Metz
MTZ
FranceMetz Stadium

Stade Saint-Symphorien
The Stade Saint-Symphorien is the home of FC Metz, located at 3 allee Saint-Symphorien in Longeville-les-Metz, just outside the city of Metz in the Moselle department of Lorraine. The stadium holds 26,661 spectators and has been in use since 1923, making it one of the older professional football grounds in France. Built on a site associated with football in the Metz area for over a century, the ground has been progressively modernised over the decades while maintaining its essential character as a traditional French provincial stadium. The adjacent Saint-Symphorien football complex includes training pitches that have served the club's development programmes.
FC Metz have produced a remarkable number of French international players from their acclaimed youth academy, which is widely considered one of the most productive in the country relative to the club's size. Players including Robert Pires, Louis Saha, Sylvain Wiltord, Frederic Piquionne, Emmanuel Petit - who won the 1998 World Cup and the 2000 European Championship with France - and more recently Gueye and Moukoudi all emerged from or developed at Metz.
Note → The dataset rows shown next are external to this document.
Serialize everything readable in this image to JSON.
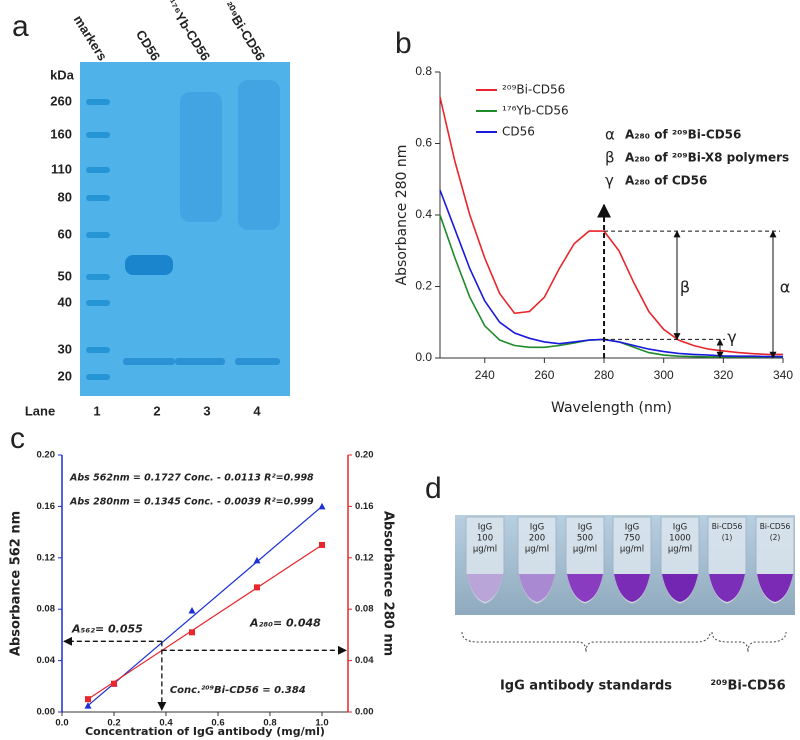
{
  "panels": {
    "a": {
      "letter": "a",
      "lane_names": [
        "markers",
        "CD56",
        "¹⁷⁶Yb-CD56",
        "²⁰⁹Bi-CD56"
      ],
      "unit": "kDa",
      "markers": [
        260,
        160,
        110,
        80,
        60,
        50,
        40,
        30,
        20
      ],
      "lane_label": "Lane",
      "lanes": [
        1,
        2,
        3,
        4
      ]
    },
    "d": {
      "letter": "d",
      "tubes": [
        [
          "IgG",
          "100",
          "µg/ml"
        ],
        [
          "IgG",
          "200",
          "µg/ml"
        ],
        [
          "IgG",
          "500",
          "µg/ml"
        ],
        [
          "IgG",
          "750",
          "µg/ml"
        ],
        [
          "IgG",
          "1000",
          "µg/ml"
        ],
        [
          "Bi-CD56",
          "(1)"
        ],
        [
          "Bi-CD56",
          "(2)"
        ]
      ],
      "groups": [
        "IgG antibody standards",
        "²⁰⁹Bi-CD56"
      ]
    }
  },
  "chart_data": [
    {
      "type": "line",
      "panel_label": "b",
      "x": [
        225,
        230,
        235,
        240,
        245,
        250,
        255,
        260,
        265,
        270,
        275,
        280,
        285,
        290,
        295,
        300,
        305,
        310,
        315,
        320,
        325,
        330,
        335,
        340
      ],
      "xlim": [
        225,
        340
      ],
      "xticks": [
        240,
        260,
        280,
        300,
        320,
        340
      ],
      "ylim": [
        0,
        0.8
      ],
      "yticks": [
        {
          "value": 0,
          "label": "0.0"
        },
        0.2,
        0.4,
        0.6,
        0.8
      ],
      "x_label": "Wavelength (nm)",
      "y_label": "Absorbance 280 nm",
      "legend": "upper left",
      "series": [
        {
          "name": "²⁰⁹Bi-CD56",
          "color": "#e8262b",
          "values": [
            0.73,
            0.55,
            0.4,
            0.28,
            0.18,
            0.125,
            0.13,
            0.17,
            0.25,
            0.32,
            0.355,
            0.355,
            0.3,
            0.21,
            0.13,
            0.08,
            0.05,
            0.035,
            0.025,
            0.02,
            0.015,
            0.012,
            0.01,
            0.01
          ]
        },
        {
          "name": "¹⁷⁶Yb-CD56",
          "color": "#1f8a2a",
          "values": [
            0.4,
            0.28,
            0.17,
            0.09,
            0.05,
            0.035,
            0.03,
            0.03,
            0.035,
            0.042,
            0.05,
            0.052,
            0.045,
            0.03,
            0.015,
            0.008,
            0.005,
            0.004,
            0.003,
            0.003,
            0.003,
            0.003,
            0.003,
            0.003
          ]
        },
        {
          "name": "CD56",
          "color": "#1a1adc",
          "values": [
            0.47,
            0.36,
            0.25,
            0.16,
            0.1,
            0.07,
            0.055,
            0.045,
            0.04,
            0.045,
            0.05,
            0.052,
            0.045,
            0.035,
            0.025,
            0.018,
            0.013,
            0.01,
            0.008,
            0.006,
            0.005,
            0.005,
            0.004,
            0.004
          ]
        }
      ],
      "annotations": [
        {
          "symbol": "α",
          "text": "A₂₈₀ of ²⁰⁹Bi-CD56"
        },
        {
          "symbol": "β",
          "text": "A₂₈₀ of ²⁰⁹Bi-X8 polymers"
        },
        {
          "symbol": "γ",
          "text": "A₂₈₀ of CD56"
        }
      ]
    },
    {
      "type": "scatter",
      "panel_label": "c",
      "x": [
        0.1,
        0.2,
        0.5,
        0.75,
        1.0
      ],
      "xlim": [
        0,
        1.1
      ],
      "xticks": [
        {
          "value": 0,
          "label": "0.0"
        },
        0.2,
        0.4,
        0.6,
        0.8,
        {
          "value": 1,
          "label": "1.0"
        }
      ],
      "ylim": [
        0,
        0.2
      ],
      "yticks": [
        {
          "value": 0,
          "label": "0.00"
        },
        0.04,
        0.08,
        0.12,
        0.16,
        {
          "value": 0.2,
          "label": "0.20"
        }
      ],
      "y2lim": [
        0,
        0.2
      ],
      "y2ticks": [
        {
          "value": 0,
          "label": "0.00"
        },
        0.04,
        0.08,
        0.12,
        0.16,
        {
          "value": 0.2,
          "label": "0.20"
        }
      ],
      "x_label": "Concentration of IgG antibody (mg/ml)",
      "y_label": "Absorbance 562 nm",
      "y2_label": "Absorbance 280 nm",
      "series": [
        {
          "color": "#1a2fd6",
          "marker": "triangle",
          "axis": "y",
          "values": [
            0.005,
            0.022,
            0.079,
            0.118,
            0.16
          ],
          "equation": "Abs 562nm = 0.1727 Conc. - 0.0113  R²=0.998"
        },
        {
          "color": "#e8262b",
          "marker": "square",
          "axis": "y2",
          "values": [
            0.01,
            0.022,
            0.062,
            0.097,
            0.13
          ],
          "equation": "Abs 280nm = 0.1345 Conc. - 0.0039  R²=0.999"
        }
      ],
      "readouts": [
        {
          "axis": "y",
          "value": 0.055,
          "label": "A₅₆₂= 0.055"
        },
        {
          "axis": "y2",
          "value": 0.048,
          "label": "A₂₈₀= 0.048"
        },
        {
          "axis": "x",
          "value": 0.384,
          "label": "Conc.²⁰⁹Bi-CD56 = 0.384"
        }
      ]
    }
  ]
}
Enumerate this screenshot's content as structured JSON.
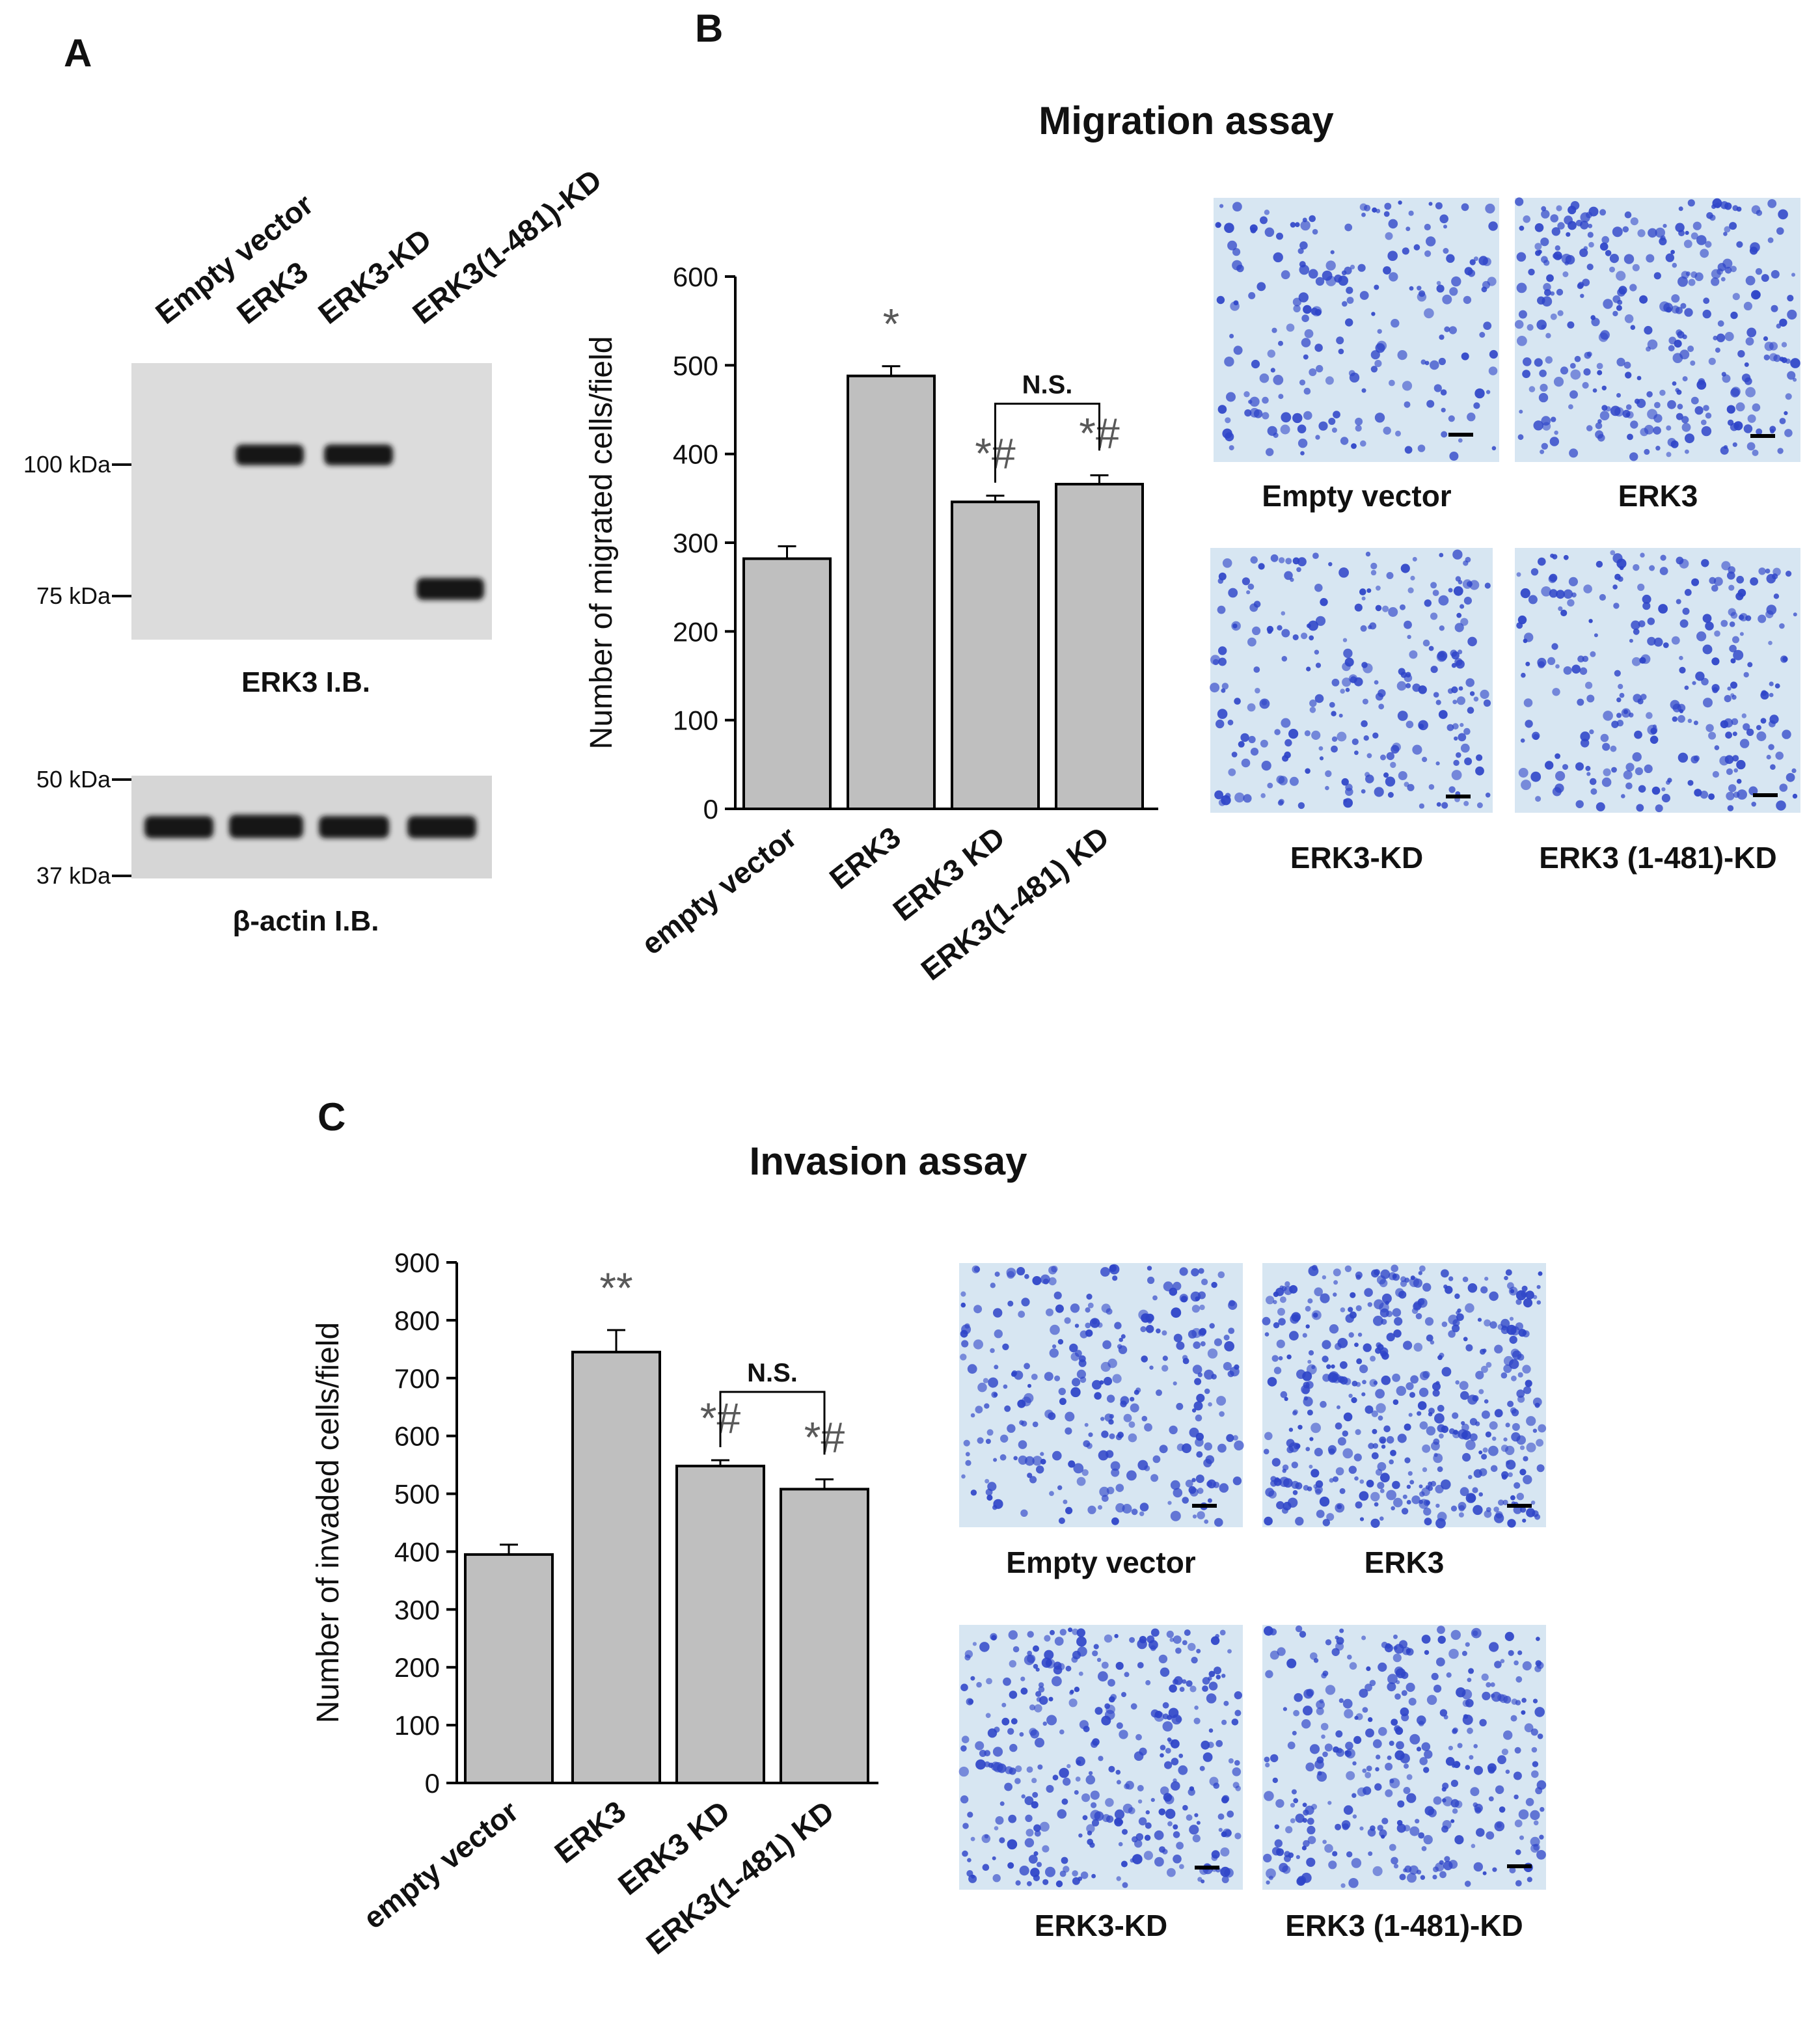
{
  "panel_a": {
    "letter": "A",
    "lane_labels": [
      "Empty vector",
      "ERK3",
      "ERK3-KD",
      "ERK3(1-481)-KD"
    ],
    "markers_top": [
      "100 kDa",
      "75 kDa"
    ],
    "markers_bottom": [
      "50 kDa",
      "37 kDa"
    ],
    "blot_top_label": "ERK3 I.B.",
    "blot_bottom_label": "β-actin I.B."
  },
  "panel_b": {
    "letter": "B",
    "title": "Migration assay",
    "image_captions": [
      "Empty vector",
      "ERK3",
      "ERK3-KD",
      "ERK3 (1-481)-KD"
    ],
    "ns_label": "N.S."
  },
  "panel_c": {
    "letter": "C",
    "title": "Invasion assay",
    "image_captions": [
      "Empty vector",
      "ERK3",
      "ERK3-KD",
      "ERK3 (1-481)-KD"
    ],
    "ns_label": "N.S."
  },
  "colors": {
    "bar_fill": "#bfbfbf",
    "bar_stroke": "#000000",
    "annotation": "#595959",
    "micrograph_bg": "#d7e6f2",
    "cell_stain": "#2e44c8"
  },
  "chart_data": [
    {
      "type": "bar",
      "title": "Migration assay",
      "xlabel": "",
      "ylabel": "Number of migrated cells/field",
      "categories": [
        "empty vector",
        "ERK3",
        "ERK3 KD",
        "ERK3(1-481) KD"
      ],
      "values": [
        282,
        488,
        346,
        366
      ],
      "errors": [
        14,
        11,
        7,
        10
      ],
      "annotations": [
        "",
        "*",
        "*#",
        "*#"
      ],
      "ylim": [
        0,
        600
      ],
      "yticks": [
        0,
        100,
        200,
        300,
        400,
        500,
        600
      ],
      "grid": false,
      "legend": "none"
    },
    {
      "type": "bar",
      "title": "Invasion assay",
      "xlabel": "",
      "ylabel": "Number of invaded cells/field",
      "categories": [
        "empty vector",
        "ERK3",
        "ERK3 KD",
        "ERK3(1-481) KD"
      ],
      "values": [
        395,
        745,
        548,
        508
      ],
      "errors": [
        17,
        38,
        10,
        17
      ],
      "annotations": [
        "",
        "**",
        "*#",
        "*#"
      ],
      "ylim": [
        0,
        900
      ],
      "yticks": [
        0,
        100,
        200,
        300,
        400,
        500,
        600,
        700,
        800,
        900
      ],
      "grid": false,
      "legend": "none"
    }
  ]
}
This academy heritage has kept the club culturally relevant even during periods in lower divisions, and the arrival of academy alumni at the club's Stade Saint-Symphorien is always celebrated by the local fanbase.
FC Metz have alternated between Ligue 1 and Ligue 2 in recent decades, with each promotion bringing renewed hope and each relegation testing the loyalty of a supporter base that remains passionately attached to the club regardless of league status. The Stade Saint-Symphorien has been progressively improved and the city of Metz has invested in upgrading facilities in recent years. Metz itself is a historically and architecturally significant city in Lorraine, close to the German and Luxembourg borders, with a magnificent Gothic cathedral and a rich Franco-German cultural heritage that gives the city its distinctive European frontier character. FC Metz's cross-border following, drawing from the Greater Metz metropolitan area that extends into Luxembourg and Germany, gives the club a genuinely European catchment.